Surface-Adsorbed Oxygen-Triggered Luminescence-Guided Defect Engineering of Oxygen Vacancy

Oxygen vacancies (O_v) in metal oxide-based materials can regulate their surface chemical and electronic properties, and thus the amount of O_v is crucial to exert their photo-, electro-, and thermocatalytic performances. Defect engineering has been introduced to prepare metal oxide-based materials with sufficient O_v. However, the current efforts have been hampered due to the failure to quantify the absolute values of O_v in metal oxide-based materials. In this work, we have prepared ZnFe oxides with varied O_v through the calcination of a ZnFe hydroxide precursor under the guidance of reaction-triggered luminescence induced by O_v.

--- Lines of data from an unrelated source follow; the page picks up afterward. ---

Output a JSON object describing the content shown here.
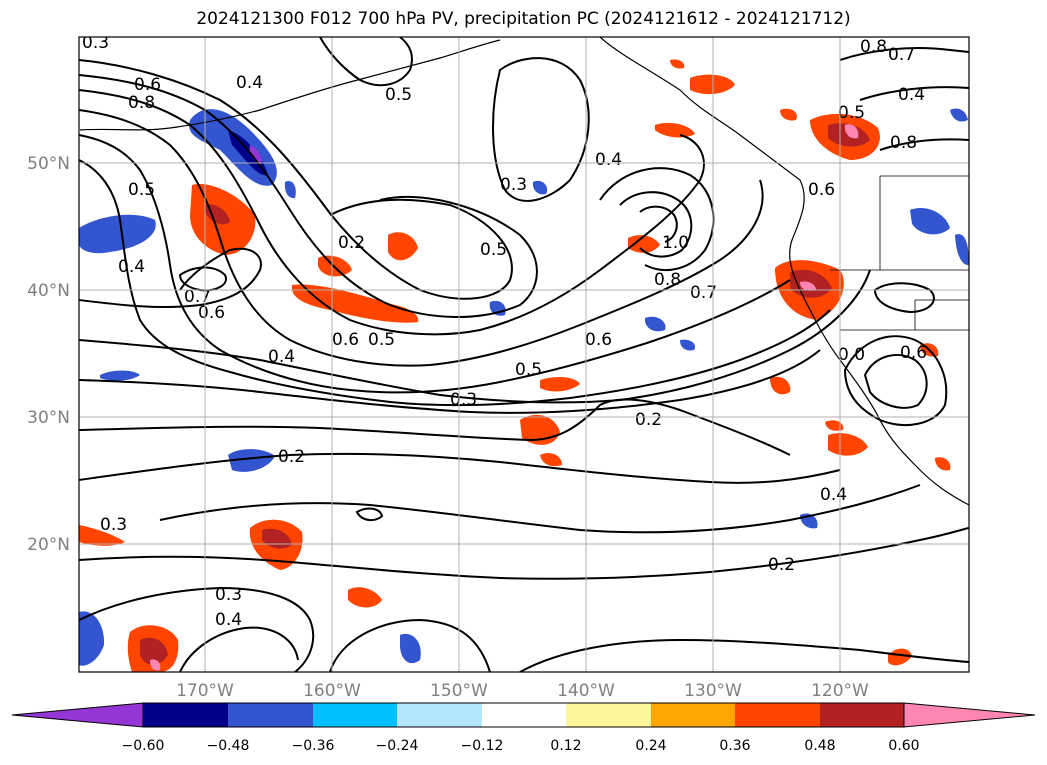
{
  "title": "2024121300 F012 700 hPa PV, precipitation PC (2024121612 - 2024121712)",
  "map": {
    "lat_labels": [
      "50°N",
      "40°N",
      "30°N",
      "20°N"
    ],
    "lon_labels": [
      "170°W",
      "160°W",
      "150°W",
      "140°W",
      "130°W",
      "120°W"
    ],
    "contour_labels": [
      "0.3",
      "0.6",
      "0.8",
      "0.4",
      "0.5",
      "0.4",
      "0.5",
      "0.7",
      "0.6",
      "0.6",
      "0.5",
      "0.6",
      "0.4",
      "0.5",
      "0.2",
      "0.3",
      "0.5",
      "1.0",
      "0.8",
      "0.4",
      "0.7",
      "0.6",
      "0.5",
      "0.3",
      "0.2",
      "0.2",
      "0.4",
      "0.2",
      "0.3",
      "0.4",
      "0.3",
      "0.8",
      "0.7",
      "0.4",
      "0.8",
      "0.6",
      "0.0"
    ]
  },
  "colorbar": {
    "colors": [
      "#9435d6",
      "#00008b",
      "#3355d0",
      "#00bfff",
      "#b3e5fc",
      "#ffffff",
      "#fff59d",
      "#ffa500",
      "#ff4500",
      "#b22222",
      "#ff85b3"
    ],
    "tick_labels": [
      "−0.60",
      "−0.48",
      "−0.36",
      "−0.24",
      "−0.12",
      "0.12",
      "0.24",
      "0.36",
      "0.48",
      "0.60"
    ]
  }
}
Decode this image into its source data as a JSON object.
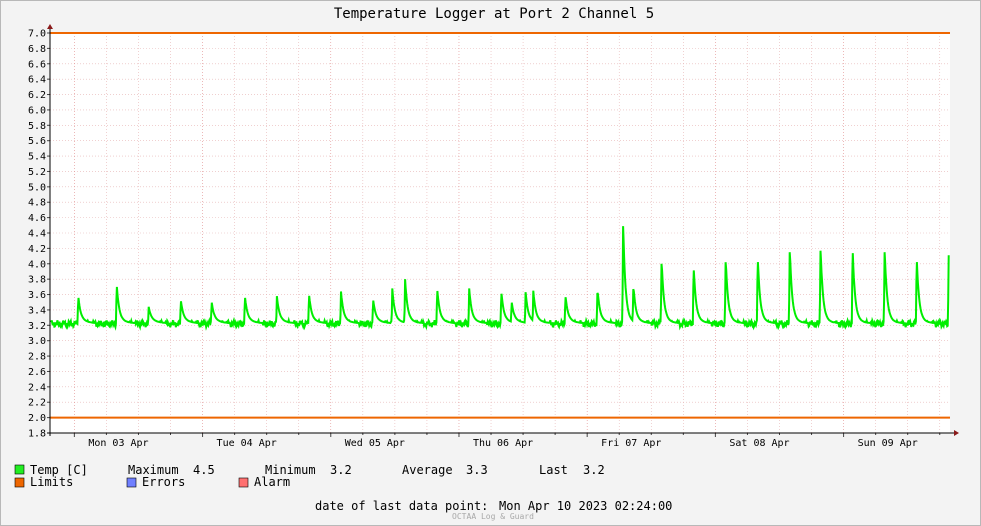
{
  "chart_data": {
    "type": "line",
    "title": "Temperature Logger at Port 2 Channel 5",
    "xlabel": "",
    "ylabel": "",
    "ylim": [
      1.8,
      7.0
    ],
    "y_ticks": [
      "1.8",
      "2.0",
      "2.2",
      "2.4",
      "2.6",
      "2.8",
      "3.0",
      "3.2",
      "3.4",
      "3.6",
      "3.8",
      "4.0",
      "4.2",
      "4.4",
      "4.6",
      "4.8",
      "5.0",
      "5.2",
      "5.4",
      "5.6",
      "5.8",
      "6.0",
      "6.2",
      "6.4",
      "6.6",
      "6.8",
      "7.0"
    ],
    "x_ticks": [
      "Mon 03 Apr",
      "Tue 04 Apr",
      "Wed 05 Apr",
      "Thu 06 Apr",
      "Fri 07 Apr",
      "Sat 08 Apr",
      "Sun 09 Apr"
    ],
    "grid": true,
    "series": [
      {
        "name": "Temp [C]",
        "color": "#00ee00",
        "baseline": 3.22,
        "spikes_day_offset": [
          [
            0.03,
            3.52
          ],
          [
            0.33,
            3.68
          ],
          [
            0.58,
            3.37
          ],
          [
            0.83,
            3.47
          ],
          [
            1.07,
            3.45
          ],
          [
            1.33,
            3.52
          ],
          [
            1.58,
            3.51
          ],
          [
            1.83,
            3.55
          ],
          [
            2.08,
            3.57
          ],
          [
            2.33,
            3.48
          ],
          [
            2.48,
            3.61
          ],
          [
            2.58,
            3.73
          ],
          [
            2.83,
            3.62
          ],
          [
            3.08,
            3.61
          ],
          [
            3.33,
            3.58
          ],
          [
            3.41,
            3.45
          ],
          [
            3.52,
            3.56
          ],
          [
            3.58,
            3.58
          ],
          [
            3.83,
            3.53
          ],
          [
            4.08,
            3.62
          ],
          [
            4.28,
            4.49
          ],
          [
            4.36,
            3.67
          ],
          [
            4.58,
            4.0
          ],
          [
            4.83,
            3.92
          ],
          [
            5.08,
            4.02
          ],
          [
            5.33,
            4.04
          ],
          [
            5.58,
            4.15
          ],
          [
            5.82,
            4.17
          ],
          [
            6.07,
            4.17
          ],
          [
            6.32,
            4.15
          ],
          [
            6.57,
            4.04
          ],
          [
            6.82,
            4.11
          ]
        ]
      },
      {
        "name": "Limits",
        "color": "#ee6600",
        "values": [
          2.0,
          7.0
        ]
      }
    ],
    "legend": {
      "placement": "bottom",
      "temp_label": "Temp [C]",
      "maximum_label": "Maximum",
      "maximum_value": "4.5",
      "minimum_label": "Minimum",
      "minimum_value": "3.2",
      "average_label": "Average",
      "average_value": "3.3",
      "last_label": "Last",
      "last_value": "3.2",
      "limits_label": "Limits",
      "errors_label": "Errors",
      "alarm_label": "Alarm",
      "colors": {
        "temp": "#22ee22",
        "limits": "#ee6600",
        "errors": "#6f7fff",
        "alarm": "#ff7070"
      }
    },
    "footer": {
      "last_point_label": "date of last data point:",
      "last_point_value": "Mon Apr 10 2023 02:24:00",
      "watermark": "OCTAA Log & Guard"
    }
  }
}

Hydrogen sulfide (H₂S), with the dual functionality of specific affinity toward metal oxides and low-temperature reducibility, has been utilized to react with O_v and interpret the O_v contents in ZnFe oxides. A stoichiometric relationship has been established between H₂S and surface-adsorbed oxygen (O_ad), leveraging the reversible interconversion between O_ad and O_v. Accordingly, the O_v contents in ZnFe oxides have been regulated, guided by the total luminescence integral areas of H₂S oxidation. The universality of the proposed luminescence strategy was verified by other metal oxide-based materials, such as ZnCo and MgFe oxides. Our work demonstrates a simple and rapid strategy to quantify the O_v contents in metal oxide-based materials, providing guidance for the precise modulation of O_v in metal oxide-based materials with a high catalytic performance.